JAKARTA, KOMPAS.com - Kubah Jakarta Islamic Centre (JIC) atau Masjid Jami' Jakarta Center terbakar pada Rabu (19/10/2022) sore ini.
Masjid yang terletak di Jalan Kramat Jaya Raya Nomor 1, RT 06/RW 01, Tugu Utara, Koja, Jakarta Utara itu dilaporkan terbakar pada pukul 15.24 WIB.
Berdasarkan informasi dari command center pemadam kebakaran DKI Jakarta, proses pemadaman masih berlangsung sejak 15.32 WIB.
Lima unit mobil pemadam kebakaran telah dikerahkan untuk memadamkan api. Hingga berita ini ditulis, belum diketahui penyebab kebakaran kubah Jakarta Islamic Centre itu.
Baca juga: Kubah Masjid Jakarta Islamic Centre Terbakar, Asap Hitam Membubung Tinggi
Sebelum menjadi Pusat Pengkajian dan Pengembangan Islam Jakarta, lokasi di mana JIC berdiri sempat menjadi tempat prostitusi yang dikenal dengan nama lokalisasi Kramat Tunggak.
Kramat Tunggak disebut sebagai lokalisasi terbesar di Asia Tenggara pada tahun 1970-1999.
Awalnya, Kramat Tunggak dijadikan sebagai tempat rehabilitasi sosial oleh Gubernur DKI Jakarta saat itu, Ali Sadikin.
Awalnya, tempat rehabilitasi itu dibangun untuk membina pekerja seks di Jakarta yang kebanyakan berasal dari Pasar Senen, Kramat, dan Pejompongan.

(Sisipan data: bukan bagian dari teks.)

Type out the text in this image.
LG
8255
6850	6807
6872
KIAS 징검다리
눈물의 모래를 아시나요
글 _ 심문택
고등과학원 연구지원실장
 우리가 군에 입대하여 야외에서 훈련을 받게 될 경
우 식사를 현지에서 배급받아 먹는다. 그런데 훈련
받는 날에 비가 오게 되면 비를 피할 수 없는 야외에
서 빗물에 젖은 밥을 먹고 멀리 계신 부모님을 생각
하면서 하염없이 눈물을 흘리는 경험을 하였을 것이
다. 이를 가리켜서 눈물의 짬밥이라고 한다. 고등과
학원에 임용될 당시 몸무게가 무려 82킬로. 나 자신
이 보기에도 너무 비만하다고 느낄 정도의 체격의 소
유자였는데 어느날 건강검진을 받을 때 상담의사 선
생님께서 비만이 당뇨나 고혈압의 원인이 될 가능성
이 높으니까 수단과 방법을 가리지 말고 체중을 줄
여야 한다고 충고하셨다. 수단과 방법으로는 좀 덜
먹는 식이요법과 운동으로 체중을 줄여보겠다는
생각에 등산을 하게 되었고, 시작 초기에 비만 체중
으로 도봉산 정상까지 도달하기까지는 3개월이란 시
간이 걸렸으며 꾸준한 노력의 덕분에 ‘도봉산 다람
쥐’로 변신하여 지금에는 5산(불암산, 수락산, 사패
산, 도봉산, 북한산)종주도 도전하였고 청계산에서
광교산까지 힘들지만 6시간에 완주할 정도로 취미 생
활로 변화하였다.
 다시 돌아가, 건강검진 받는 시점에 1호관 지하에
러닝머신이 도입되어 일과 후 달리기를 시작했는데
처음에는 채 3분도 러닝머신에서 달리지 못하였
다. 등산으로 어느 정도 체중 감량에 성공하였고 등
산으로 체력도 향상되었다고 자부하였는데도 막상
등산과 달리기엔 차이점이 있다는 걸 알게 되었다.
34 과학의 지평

Alih-alih jadi tempat pembinaan, lokasi berkumpulnya para pekerja seks di sana malah menjadi lahan basah bagi sejumlah muncikari untuk membujuk para pekerja seks kembali bekerja sebagai wanita penghibur.
Baca juga: Makna Filosofis Jakarta Islamic Centre, Mengubah Wajah Jakarta Jadi Kota Religius
Pada tahun 1990-an, tercatat lokalisasi Kramat Tunggak dihuni oleh lebih dari 2.000 pekerja seks dengan pengawasan 258 muncikari dan 700 orang pembantu pengasuh, 800 pedagang asongan, dan 155 orang tukang ojek.

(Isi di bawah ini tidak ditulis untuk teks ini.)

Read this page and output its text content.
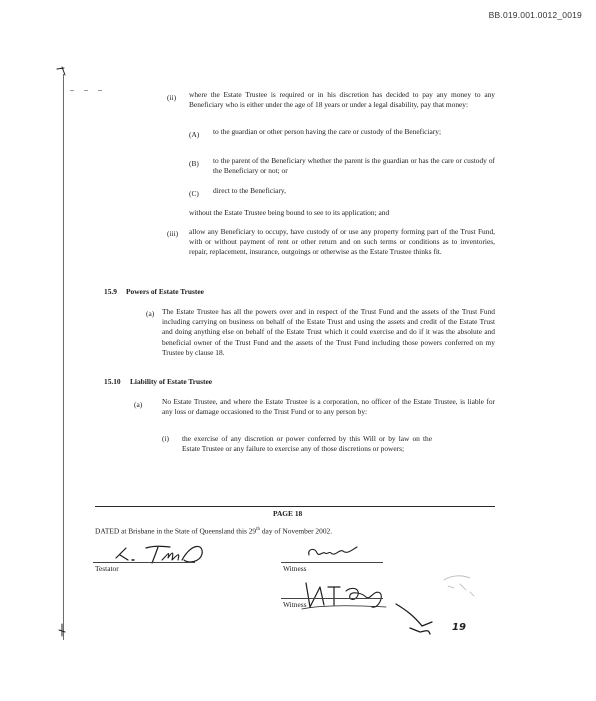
BB.019.001.0012_0019
(ii) where the Estate Trustee is required or in his discretion has decided to pay any money to any Beneficiary who is either under the age of 18 years or under a legal disability, pay that money:
(A) to the guardian or other person having the care or custody of the Beneficiary;
(B) to the parent of the Beneficiary whether the parent is the guardian or has the care or custody of the Beneficiary or not; or
(C) direct to the Beneficiary,
without the Estate Trustee being bound to see to its application; and
(iii) allow any Beneficiary to occupy, have custody of or use any property forming part of the Trust Fund, with or without payment of rent or other return and on such terms or conditions as to inventories, repair, replacement, insurance, outgoings or otherwise as the Estate Trustee thinks fit.
15.9 Powers of Estate Trustee
(a) The Estate Trustee has all the powers over and in respect of the Trust Fund and the assets of the Trust Fund including carrying on business on behalf of the Estate Trust and using the assets and credit of the Estate Trust and doing anything else on behalf of the Estate Trust which it could exercise and do if it was the absolute and beneficial owner of the Trust Fund and the assets of the Trust Fund including those powers conferred on my Trustee by clause 18.
15.10 Liability of Estate Trustee
(a)	No Estate Trustee, and where the Estate Trustee is a corporation, no officer of the Estate Trustee, is liable for any loss or damage occasioned to the Trust Fund or to any person by:
(i) the exercise of any discretion or power conferred by this Will or by law on the Estate Trustee or any failure to exercise any of those discretions or powers;
PAGE 18
DATED at Brisbane in the State of Queensland this 29th day of November 2002.
Testator	Witness
Witness
19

Keberadaan tempat itu membuat gerah masyarakat yang tinggal di sekitarnya. Mereka pun mendesak agar lokalisasi Kramat Tunggak ditutup.
Gubernur DKI Jakarta selanjutnya, Sutiyoso, pun membentuk tim untuk membuat rekayasa sosial di sana.
"Tim itu untuk memetakan rekayasa sosial, apa sih dampak saat Kramat Tunggak dibongkar, gimana muncikarinya, PSK-nya, akibat pembongkaran terhadap warga yang menggantungkan hidup sehari-hari cari nafkah di lokalisasi itu," kata mantan anggota Tim Kajian Pembongkaran Kramat Tunggak Ricardo Hutahean kepada Kompas.com pada 2016.
Sebelum penggusuran dilakukan, para muncikari ditawari uang ganti rugi, sedangkan ribuan PSK diberi pendampingan selama lima tahun. "
Mereka juga difasilitasi untuk melakukan kegiatan setelah pensiun dari PSK. Ikut kursus menjahit, masak, tata boga, dan lain-lain," tutur Ricardo.